Telephone Users

Telephone Users

April 01, 2005 | By Keith Martin in Washington, DC

TELEPHONE USERS continue to win lawsuits against the US government asking for refunds of excise taxes they paid on phone service.

In one of the latest cases, Fortis, Inc., a large diversified utility holding company that owns utilities primarily in Canada and the Caribbean, persuaded a US district court in New York in February that it should not have had to pay excise taxes on amounts the phone company charges it for 800 numbers that its customers can use to call Fortis toll free.

The US government collects a 3% tax on “amounts paid for communications services.” The tax was originally enacted more than 100 years ago to help fund the Spanish-American War and, although it has been updated, the words in the statute are badly outdated to a point where the Internal Revenue Service is having trouble collecting taxes on many current forms of communications services.
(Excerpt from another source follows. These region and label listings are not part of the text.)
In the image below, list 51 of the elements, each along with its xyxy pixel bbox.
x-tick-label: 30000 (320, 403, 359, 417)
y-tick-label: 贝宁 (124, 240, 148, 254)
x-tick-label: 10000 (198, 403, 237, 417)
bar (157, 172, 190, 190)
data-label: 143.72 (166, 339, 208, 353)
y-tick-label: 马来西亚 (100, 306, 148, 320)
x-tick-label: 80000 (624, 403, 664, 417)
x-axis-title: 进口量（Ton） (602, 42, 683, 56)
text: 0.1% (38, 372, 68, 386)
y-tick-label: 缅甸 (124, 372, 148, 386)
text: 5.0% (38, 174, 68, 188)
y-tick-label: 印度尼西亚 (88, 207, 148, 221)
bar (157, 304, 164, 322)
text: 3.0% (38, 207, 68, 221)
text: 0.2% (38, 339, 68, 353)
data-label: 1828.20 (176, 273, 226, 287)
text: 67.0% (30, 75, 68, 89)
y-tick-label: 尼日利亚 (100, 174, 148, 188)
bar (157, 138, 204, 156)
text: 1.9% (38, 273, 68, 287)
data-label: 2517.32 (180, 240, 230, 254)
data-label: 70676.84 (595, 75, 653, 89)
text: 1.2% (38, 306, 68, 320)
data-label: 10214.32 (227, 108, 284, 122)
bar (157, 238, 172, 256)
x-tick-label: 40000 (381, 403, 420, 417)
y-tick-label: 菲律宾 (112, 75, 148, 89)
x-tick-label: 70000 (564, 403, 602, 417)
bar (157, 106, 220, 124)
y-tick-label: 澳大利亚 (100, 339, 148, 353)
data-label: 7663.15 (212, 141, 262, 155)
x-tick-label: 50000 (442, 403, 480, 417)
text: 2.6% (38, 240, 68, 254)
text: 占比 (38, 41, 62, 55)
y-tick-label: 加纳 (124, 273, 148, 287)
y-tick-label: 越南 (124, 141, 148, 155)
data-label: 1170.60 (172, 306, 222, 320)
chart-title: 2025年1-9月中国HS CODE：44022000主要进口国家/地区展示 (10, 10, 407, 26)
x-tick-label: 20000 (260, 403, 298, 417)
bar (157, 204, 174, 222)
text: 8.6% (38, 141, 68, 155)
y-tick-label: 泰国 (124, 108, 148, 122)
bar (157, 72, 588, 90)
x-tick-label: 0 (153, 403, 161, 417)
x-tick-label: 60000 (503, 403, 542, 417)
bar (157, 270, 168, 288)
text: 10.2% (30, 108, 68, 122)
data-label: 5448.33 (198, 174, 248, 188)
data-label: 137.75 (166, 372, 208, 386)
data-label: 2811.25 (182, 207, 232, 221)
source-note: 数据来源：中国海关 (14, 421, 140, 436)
The tax applies, among other things, to “toll telephone service,” which is defined as including WATS-line type service where the user of the WATS line is charged a “periodic charge (determined as a flat amount on upon the basis of total elapsed transmission time)” for an unlimited number of phone calls to or from callers outside the local area.

Fortis is billed for its 800 number by the number of calls it receives. The court said the service could not be taxed because the company is not charged a flat rate or on the basis of time elapsed. The case is Fortis, Inc. v. United States.

Four days later, Honeywell International also won a decision in the US claims court ordering the government to refund taxes that Honeywell paid on regular long-distance telephone service from AT&T, MCI and Sprint. Honeywell is billed by the duration of each call. The US tax code says regular long-distance service is taxable when the phone charges are based on the “distance and elapsed transmission time for each individual communication.” The key word is “and.” The IRS argued the statute should be read as if the word were “or.” The claims court disagreed.

The government is losing large dollar claims from phone customers seeking tax refunds. If the government wants to keep collecting these taxes, Congress should update the statute.